Following their collapse, many of the bikes were wheeled to scrapyards as operators and its vendors sought to recover funds.

Mr Than Tun Win said: "For the scrapyards, they can get maybe about $10 a bike, it is not a lot to them. But these bikes can mean a lot to the students, who can be more productive, save 80 per cent of their time travelling and feel a sense of warmth that people care."

Mr Than Tun Win is aiming to distribute the bikes to rural villages, and has identified students living 2km away from school and aged between 13 to 16 as the main beneficiaries of the 10,000 bikes.

All will be repainted to promote the Lesswalk movement. They will be installed with an extra smaller seat for students to ferry their siblings. Their existing locks will be replaced with a manual lock and key.

The two-wheelers were bought with the help of Singapore bike-sharing firm Anywheel, which acted as the middleman.

 
 

Founded by Myanmar national Htay Aung, it bought 4,000 ofo bikes from an unnamed party that won a public auction held by warehouse operator Bok Seng Logistics in April. Meanwhile, the 6,000 from oBike were bought from a warehouse operator in Malaysia.

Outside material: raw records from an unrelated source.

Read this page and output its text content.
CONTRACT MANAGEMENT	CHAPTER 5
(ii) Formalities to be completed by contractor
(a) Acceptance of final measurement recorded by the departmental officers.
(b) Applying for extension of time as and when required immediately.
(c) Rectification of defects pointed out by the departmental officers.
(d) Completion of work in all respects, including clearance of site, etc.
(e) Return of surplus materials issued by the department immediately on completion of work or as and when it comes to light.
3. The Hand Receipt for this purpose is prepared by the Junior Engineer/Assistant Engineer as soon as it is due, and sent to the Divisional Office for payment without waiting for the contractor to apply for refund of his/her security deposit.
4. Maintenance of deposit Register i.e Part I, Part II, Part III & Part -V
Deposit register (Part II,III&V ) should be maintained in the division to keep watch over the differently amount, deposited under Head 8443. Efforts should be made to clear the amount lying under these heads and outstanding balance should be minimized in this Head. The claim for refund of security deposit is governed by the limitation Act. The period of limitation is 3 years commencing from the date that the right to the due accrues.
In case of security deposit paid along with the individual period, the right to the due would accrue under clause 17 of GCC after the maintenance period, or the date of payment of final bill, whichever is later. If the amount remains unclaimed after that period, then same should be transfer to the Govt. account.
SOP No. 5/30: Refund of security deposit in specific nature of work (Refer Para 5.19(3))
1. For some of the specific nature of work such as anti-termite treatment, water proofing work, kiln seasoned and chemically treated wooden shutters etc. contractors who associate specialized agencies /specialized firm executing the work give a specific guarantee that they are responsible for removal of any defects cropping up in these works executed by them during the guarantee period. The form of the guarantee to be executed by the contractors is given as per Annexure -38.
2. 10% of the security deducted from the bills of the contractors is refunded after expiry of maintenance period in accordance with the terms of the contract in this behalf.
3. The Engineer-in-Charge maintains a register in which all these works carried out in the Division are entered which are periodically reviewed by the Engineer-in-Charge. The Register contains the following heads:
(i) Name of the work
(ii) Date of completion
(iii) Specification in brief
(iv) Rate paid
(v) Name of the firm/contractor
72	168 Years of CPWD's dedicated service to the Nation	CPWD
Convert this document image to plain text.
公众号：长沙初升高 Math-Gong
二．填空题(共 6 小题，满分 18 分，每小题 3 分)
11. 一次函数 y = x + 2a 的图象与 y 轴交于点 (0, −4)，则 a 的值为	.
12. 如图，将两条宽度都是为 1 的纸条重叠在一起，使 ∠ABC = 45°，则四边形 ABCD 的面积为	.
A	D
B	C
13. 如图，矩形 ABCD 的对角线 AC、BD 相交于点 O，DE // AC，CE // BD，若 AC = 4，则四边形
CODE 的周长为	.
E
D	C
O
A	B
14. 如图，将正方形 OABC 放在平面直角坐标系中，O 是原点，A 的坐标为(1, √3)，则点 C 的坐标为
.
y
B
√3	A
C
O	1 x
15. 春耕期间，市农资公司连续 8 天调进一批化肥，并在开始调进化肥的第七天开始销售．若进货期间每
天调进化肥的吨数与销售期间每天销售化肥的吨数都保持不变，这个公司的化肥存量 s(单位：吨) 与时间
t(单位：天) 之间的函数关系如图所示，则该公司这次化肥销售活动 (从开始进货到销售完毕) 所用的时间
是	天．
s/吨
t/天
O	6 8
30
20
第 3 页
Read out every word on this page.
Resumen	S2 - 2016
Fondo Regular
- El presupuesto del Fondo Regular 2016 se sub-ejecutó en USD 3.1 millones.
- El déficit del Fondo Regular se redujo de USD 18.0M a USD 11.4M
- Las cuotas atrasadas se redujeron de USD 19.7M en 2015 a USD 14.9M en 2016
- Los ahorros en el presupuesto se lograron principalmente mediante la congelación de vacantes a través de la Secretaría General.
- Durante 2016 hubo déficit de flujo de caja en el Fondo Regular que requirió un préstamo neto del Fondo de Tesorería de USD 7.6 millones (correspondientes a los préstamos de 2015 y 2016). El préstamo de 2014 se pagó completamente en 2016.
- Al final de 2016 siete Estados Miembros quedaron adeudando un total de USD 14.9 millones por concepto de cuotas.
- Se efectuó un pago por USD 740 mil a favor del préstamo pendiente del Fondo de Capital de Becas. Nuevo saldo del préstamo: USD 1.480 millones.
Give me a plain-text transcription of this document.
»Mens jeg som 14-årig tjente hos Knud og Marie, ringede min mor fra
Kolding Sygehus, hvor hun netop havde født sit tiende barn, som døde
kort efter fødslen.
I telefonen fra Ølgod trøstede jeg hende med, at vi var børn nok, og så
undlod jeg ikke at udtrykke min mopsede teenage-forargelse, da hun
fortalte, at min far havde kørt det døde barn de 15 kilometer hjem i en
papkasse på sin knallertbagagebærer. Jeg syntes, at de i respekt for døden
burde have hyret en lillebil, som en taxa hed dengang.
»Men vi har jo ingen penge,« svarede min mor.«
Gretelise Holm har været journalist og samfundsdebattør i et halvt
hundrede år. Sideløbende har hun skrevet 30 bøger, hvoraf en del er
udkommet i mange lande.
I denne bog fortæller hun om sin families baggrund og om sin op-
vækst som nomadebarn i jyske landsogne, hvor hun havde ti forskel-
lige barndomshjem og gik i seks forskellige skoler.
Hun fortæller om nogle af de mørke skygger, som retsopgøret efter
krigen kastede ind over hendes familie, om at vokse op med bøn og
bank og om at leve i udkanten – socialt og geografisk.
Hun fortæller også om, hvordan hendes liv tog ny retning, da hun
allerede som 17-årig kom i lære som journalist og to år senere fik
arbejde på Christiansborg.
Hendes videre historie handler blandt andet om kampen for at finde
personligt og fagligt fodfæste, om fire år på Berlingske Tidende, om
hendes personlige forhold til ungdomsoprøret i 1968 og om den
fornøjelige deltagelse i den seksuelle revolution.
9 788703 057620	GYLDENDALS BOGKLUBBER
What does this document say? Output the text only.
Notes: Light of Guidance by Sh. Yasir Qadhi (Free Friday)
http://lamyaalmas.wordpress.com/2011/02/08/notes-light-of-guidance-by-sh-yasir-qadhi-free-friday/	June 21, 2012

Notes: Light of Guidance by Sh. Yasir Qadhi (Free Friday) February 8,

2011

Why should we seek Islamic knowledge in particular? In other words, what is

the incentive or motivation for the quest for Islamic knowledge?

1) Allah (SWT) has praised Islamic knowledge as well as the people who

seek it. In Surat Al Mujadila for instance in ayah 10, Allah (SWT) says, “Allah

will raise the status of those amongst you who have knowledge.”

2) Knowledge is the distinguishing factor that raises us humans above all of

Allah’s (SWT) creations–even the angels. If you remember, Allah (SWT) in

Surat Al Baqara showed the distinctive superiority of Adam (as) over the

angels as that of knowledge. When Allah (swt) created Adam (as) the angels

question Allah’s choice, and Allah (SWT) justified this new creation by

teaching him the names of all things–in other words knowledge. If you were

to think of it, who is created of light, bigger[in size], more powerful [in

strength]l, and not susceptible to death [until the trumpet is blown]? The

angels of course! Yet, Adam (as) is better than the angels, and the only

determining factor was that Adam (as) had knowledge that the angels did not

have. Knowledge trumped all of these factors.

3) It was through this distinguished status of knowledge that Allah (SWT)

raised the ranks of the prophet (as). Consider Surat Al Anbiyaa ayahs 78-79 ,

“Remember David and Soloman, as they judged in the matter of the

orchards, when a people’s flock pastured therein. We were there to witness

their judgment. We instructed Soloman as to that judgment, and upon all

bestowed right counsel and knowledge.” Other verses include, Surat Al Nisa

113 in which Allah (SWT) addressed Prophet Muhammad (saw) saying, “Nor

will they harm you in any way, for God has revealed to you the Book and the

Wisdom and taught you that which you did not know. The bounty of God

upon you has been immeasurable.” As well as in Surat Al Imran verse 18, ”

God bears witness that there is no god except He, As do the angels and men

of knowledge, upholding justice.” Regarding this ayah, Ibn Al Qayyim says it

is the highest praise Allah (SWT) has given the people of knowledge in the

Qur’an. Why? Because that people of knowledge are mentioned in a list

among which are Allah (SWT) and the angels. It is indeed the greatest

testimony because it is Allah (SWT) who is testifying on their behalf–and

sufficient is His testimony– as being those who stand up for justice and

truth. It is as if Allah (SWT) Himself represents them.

Mr Htay Aung told ST the transaction prices could not be disclosed owing to business reasons.

"Helping to bring the discarded bikes to people who needed it more was something we had wanted to do. We are glad that Lesswalk has taken the lead in starting this initiative, and that is why we are helping it on a non-profit basis," he added.

Lesswalk's Mr Than Tun Win, who runs a technology company named BOD Tech Ventures, hopes his work will inspire a coordinated movement worldwide and change attitudes towards the disposing of shared bikes.

He is also looking to expand Lesswalk's work by bringing in 100,000 bikes to distribute to poor people in his own country as well as Laos and Cambodia.

Mr Than Tun Win said: "10,000 is just the tip of the iceberg. Globally, there are millions of these bikes, and I just have to connect them to the right people."